Gf of H2CO3 = -616.1 KJ/mol
Gf of H20 = -237.1 KJ/mol
Gf of CO2 = - 394.4 KJ/mol
3.
A. Carbon dioxide dissolves in water to form carbonic acid. Estimate the thermodynamic equilibrium constant for this reaction using the ΔGf° values shown here.
B. Carbonic acid then ionizes in water (Ka1 = 4.5× 10-7). Ignoring Ka2, estimate K for the overall process by which CO2 and H2O form H and HCO3-.
C. What is the pressure of CO2 in equilibrium with carbonated water at 25 °C and pH = 4.57?
To solve these problems, we need to understand the concept of thermodynamic equilibrium constant and how it relates to standard Gibbs free energy. Let's break down each part of the question and explain how to find the answers.
A. The thermodynamic equilibrium constant (K) can be calculated using the ΔGf° values of the reactants and products. The equation for ΔG° is:
ΔG° = ΣnΔGf°(products) - ΣmΔGf°(reactants)
In this case, the reaction is CO2 (g) + H2O (l) -> H2CO3 (aq). The ΔGf° values for H2CO3, H2O, and CO2 are given:
ΔGf°(H2CO3) = -616.1 KJ/mol
ΔGf°(H2O) = -237.1 KJ/mol
ΔGf°(CO2) = -394.4 KJ/mol
To find ΔG° for this reaction, we substitute the values into the equation:
ΔG° = ΔGf°(H2CO3) - (ΔGf°(H2O) + ΔGf°(CO2))
ΔG° = -616.1 - (-237.1 - 394.4) = -616.1 + 237.1 + 394.4 = 15.6 KJ/mol
The equilibrium constant (K) can be calculated using the equation:
ΔG° = -RT ln(K)
Where R is the gas constant (8.314 J/(K·mol)) and T is the temperature in Kelvin. We can convert the temperature from Celsius to Kelvin by adding 273:
T = 25 + 273 = 298 K
Now we can solve for K:
15.6 = -8.314 * 298 * ln(K)
ln(K) = 15.6 / (-8.314 * 298) = -0.00757
K = e^(-0.00757) ≈ 0.992
Therefore, the estimated thermodynamic equilibrium constant for the reaction CO2 (g) + H2O (l) -> H2CO3 (aq) is approximately 0.992.
B. The overall process by which CO2 and H2O form H and HCO3- involves the ionization of carbonic acid in water. The equation is:
H2CO3 (aq) + H2O (l) -> H3O+ (aq) + HCO3- (aq)
The equilibrium constant (K) for this process is related to the acid dissociation constant (Ka1) of carbonic acid. The equation for K is:
K = [H3O+][HCO3-] / [H2CO3][H2O]
Since we are ignoring Ka2, we assume that the concentration of HCO3- is equal to the concentration of H2CO3. Therefore, we can simplify the equation:
K = [H3O+][HCO3-] / [H2CO3][H2O]
= [H3O+][H2CO3] / [H2CO3][H2O]
= [H3O+]/[H2O]
Since [H2O] is constant, we can rewrite the equation as:
K = [H3O+]
Now we know that K is equal to the concentration of H3O+. At pH = 4.57, we can calculate the concentration of H3O+:
[H3O+] = 10^(-pH) = 10^(-4.57) ≈ 2.99 × 10^(-5)
Therefore, the estimated equilibrium constant (K) for the overall process is approximately 2.99 × 10^(-5).
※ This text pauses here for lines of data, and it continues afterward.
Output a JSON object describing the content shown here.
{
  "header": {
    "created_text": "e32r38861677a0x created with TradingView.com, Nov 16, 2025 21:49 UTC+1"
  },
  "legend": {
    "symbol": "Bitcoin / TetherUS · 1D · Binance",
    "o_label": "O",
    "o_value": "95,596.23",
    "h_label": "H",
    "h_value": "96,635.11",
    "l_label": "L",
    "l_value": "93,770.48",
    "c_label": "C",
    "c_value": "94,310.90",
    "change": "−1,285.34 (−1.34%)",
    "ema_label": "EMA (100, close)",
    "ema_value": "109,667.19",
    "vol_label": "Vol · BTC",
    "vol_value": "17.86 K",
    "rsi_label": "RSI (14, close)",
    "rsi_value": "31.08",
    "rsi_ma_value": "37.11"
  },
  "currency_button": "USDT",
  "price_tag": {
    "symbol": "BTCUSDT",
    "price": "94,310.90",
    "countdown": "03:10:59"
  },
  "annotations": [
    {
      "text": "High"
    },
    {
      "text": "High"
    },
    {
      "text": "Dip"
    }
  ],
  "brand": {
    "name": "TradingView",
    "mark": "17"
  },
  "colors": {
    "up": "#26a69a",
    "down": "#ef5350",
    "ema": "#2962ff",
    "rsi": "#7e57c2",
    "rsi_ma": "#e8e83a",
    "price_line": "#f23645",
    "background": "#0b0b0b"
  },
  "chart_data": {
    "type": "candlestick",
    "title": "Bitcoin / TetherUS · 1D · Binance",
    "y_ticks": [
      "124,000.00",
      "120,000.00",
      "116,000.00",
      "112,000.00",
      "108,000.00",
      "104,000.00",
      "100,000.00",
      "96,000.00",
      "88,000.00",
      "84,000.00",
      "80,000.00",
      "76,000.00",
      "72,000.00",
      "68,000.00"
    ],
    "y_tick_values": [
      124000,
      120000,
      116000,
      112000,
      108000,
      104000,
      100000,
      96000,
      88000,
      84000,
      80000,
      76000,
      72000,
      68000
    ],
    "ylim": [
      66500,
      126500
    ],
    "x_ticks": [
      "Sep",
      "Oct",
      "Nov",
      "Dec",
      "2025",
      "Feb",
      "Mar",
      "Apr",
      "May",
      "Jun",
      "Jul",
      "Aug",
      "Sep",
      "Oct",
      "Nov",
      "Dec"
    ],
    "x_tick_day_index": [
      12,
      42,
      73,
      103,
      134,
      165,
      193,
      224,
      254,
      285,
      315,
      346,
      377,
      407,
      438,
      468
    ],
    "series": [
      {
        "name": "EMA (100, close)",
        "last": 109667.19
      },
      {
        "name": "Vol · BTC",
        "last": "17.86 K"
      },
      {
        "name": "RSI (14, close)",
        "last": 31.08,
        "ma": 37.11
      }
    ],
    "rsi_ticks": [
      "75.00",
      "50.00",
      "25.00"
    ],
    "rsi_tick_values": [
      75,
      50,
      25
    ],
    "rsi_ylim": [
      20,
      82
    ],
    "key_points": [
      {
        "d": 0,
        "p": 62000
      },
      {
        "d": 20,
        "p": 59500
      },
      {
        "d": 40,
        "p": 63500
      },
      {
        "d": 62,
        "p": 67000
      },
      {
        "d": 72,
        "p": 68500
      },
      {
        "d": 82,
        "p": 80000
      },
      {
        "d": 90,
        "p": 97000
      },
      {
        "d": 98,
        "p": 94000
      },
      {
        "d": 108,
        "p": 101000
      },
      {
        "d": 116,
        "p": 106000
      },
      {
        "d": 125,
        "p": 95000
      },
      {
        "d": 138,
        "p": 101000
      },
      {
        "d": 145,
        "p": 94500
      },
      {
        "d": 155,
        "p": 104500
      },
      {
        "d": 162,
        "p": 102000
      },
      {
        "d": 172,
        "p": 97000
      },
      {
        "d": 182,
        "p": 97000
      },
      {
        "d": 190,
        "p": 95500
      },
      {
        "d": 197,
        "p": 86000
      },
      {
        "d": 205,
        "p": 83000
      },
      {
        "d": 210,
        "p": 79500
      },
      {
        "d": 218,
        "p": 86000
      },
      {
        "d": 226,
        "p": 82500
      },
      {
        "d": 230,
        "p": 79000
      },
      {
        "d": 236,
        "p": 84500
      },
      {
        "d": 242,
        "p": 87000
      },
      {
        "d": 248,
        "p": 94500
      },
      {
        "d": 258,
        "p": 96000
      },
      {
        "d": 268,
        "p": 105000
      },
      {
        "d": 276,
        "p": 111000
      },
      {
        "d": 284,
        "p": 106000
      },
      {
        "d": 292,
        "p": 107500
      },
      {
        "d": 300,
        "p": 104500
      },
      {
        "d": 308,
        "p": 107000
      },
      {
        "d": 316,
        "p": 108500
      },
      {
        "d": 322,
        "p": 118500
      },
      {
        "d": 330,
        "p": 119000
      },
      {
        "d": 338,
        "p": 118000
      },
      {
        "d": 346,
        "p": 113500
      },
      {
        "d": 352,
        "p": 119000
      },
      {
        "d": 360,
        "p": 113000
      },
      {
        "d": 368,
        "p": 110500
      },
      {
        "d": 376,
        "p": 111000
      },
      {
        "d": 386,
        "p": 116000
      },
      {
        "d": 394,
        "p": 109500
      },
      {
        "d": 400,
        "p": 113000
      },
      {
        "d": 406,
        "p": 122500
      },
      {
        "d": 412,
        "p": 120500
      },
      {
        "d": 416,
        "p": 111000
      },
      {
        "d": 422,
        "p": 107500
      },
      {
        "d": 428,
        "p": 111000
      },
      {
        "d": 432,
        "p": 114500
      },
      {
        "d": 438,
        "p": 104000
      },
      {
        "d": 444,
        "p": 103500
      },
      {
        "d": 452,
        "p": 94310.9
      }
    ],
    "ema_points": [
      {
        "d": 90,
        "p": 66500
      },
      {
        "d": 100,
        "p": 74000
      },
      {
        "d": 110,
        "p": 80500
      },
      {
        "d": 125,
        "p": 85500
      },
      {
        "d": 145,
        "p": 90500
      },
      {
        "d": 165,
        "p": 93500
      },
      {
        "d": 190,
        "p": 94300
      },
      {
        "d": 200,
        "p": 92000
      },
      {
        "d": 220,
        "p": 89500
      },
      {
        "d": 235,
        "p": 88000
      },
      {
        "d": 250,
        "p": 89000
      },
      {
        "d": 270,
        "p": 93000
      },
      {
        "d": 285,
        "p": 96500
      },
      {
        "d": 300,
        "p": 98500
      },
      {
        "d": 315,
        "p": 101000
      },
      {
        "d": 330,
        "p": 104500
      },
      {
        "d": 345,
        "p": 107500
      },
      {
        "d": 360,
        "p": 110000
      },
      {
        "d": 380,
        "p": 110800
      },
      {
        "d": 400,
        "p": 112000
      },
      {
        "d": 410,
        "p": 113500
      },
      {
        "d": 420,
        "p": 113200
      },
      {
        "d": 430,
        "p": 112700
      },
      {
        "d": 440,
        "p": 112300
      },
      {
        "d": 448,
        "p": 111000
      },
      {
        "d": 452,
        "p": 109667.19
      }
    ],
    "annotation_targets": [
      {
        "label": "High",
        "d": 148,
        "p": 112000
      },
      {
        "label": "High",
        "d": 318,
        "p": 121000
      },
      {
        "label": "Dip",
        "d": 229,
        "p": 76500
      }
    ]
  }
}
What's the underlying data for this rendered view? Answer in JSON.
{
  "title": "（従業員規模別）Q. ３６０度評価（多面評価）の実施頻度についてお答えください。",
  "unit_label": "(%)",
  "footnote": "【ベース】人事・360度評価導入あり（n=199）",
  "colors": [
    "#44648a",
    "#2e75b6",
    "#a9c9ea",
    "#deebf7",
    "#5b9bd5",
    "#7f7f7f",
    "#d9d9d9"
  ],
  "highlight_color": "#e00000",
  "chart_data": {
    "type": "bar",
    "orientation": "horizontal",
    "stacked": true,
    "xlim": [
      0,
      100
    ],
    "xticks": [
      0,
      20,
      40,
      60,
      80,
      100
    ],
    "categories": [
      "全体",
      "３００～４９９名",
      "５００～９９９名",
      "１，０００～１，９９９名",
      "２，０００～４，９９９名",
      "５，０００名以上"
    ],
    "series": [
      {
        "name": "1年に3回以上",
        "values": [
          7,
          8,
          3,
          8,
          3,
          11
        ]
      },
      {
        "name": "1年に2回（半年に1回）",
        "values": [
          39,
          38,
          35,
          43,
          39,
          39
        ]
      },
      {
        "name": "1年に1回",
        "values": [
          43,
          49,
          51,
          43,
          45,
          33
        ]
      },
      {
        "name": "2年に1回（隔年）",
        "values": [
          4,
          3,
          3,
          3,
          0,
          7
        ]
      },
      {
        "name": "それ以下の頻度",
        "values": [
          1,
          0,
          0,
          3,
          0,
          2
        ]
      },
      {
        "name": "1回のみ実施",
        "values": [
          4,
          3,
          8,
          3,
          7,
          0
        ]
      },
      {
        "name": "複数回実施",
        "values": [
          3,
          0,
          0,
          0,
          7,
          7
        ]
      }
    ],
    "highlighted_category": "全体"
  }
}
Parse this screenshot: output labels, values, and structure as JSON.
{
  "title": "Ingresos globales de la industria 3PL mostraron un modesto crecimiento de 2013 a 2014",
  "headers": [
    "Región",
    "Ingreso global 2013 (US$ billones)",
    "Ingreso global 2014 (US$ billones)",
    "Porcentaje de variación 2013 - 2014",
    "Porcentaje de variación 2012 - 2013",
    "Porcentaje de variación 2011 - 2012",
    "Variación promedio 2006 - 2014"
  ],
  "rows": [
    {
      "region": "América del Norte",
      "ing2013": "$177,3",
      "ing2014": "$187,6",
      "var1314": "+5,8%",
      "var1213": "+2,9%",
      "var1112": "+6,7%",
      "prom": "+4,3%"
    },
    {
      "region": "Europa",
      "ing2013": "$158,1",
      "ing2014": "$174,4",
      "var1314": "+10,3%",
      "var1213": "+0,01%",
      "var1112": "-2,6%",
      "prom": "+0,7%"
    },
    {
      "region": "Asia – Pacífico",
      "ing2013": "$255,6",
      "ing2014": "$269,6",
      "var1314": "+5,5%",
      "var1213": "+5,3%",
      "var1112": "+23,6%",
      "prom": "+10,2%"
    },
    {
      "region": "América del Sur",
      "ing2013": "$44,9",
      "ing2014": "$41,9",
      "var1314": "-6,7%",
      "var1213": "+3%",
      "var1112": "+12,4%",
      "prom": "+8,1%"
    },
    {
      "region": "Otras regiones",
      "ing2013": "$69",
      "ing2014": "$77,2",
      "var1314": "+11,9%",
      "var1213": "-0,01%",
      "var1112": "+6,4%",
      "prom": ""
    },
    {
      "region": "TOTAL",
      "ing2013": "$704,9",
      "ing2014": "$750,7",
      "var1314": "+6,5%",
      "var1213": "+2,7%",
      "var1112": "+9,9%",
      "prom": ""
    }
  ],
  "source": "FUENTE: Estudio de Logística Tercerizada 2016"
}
C. The pressure of CO2 in equilibrium with carbonated water can be calculated using Henry's law, which states that the concentration of a gas dissolved in a liquid is directly proportional to its partial pressure. The equation is:
C = k * P
Where C is the concentration of the dissolved gas, P is the partial pressure of the gas, and k is the Henry's law constant.
Since we know the concentration of CO2 (H2CO3) is equal to [H2CO3], which is the same as [HCO3-], we can rewrite the equation as:
[HCO3-] = k * P
From part B, we know that K is equal to [HCO3-]. Therefore, we can substitute:
K = k * P
Solving for P:
P = K / k
Now we need to determine the Henry's law constant (k) for CO2 in water. The value of k depends on temperature and varies with different gases. For CO2 in water at 25°C, the Henry's law constant is approximately 3.3 × 10^(-2) M/atm.
Substituting the values into the equation:
P = (2.99 × 10^(-5)) / (3.3 × 10^(-2))
≈ 9.06 × 10^(-4) atm
Therefore, the estimated pressure of CO2 in equilibrium with carbonated water at 25°C and pH = 4.57 is approximately 9.06 × 10^(-4) atm.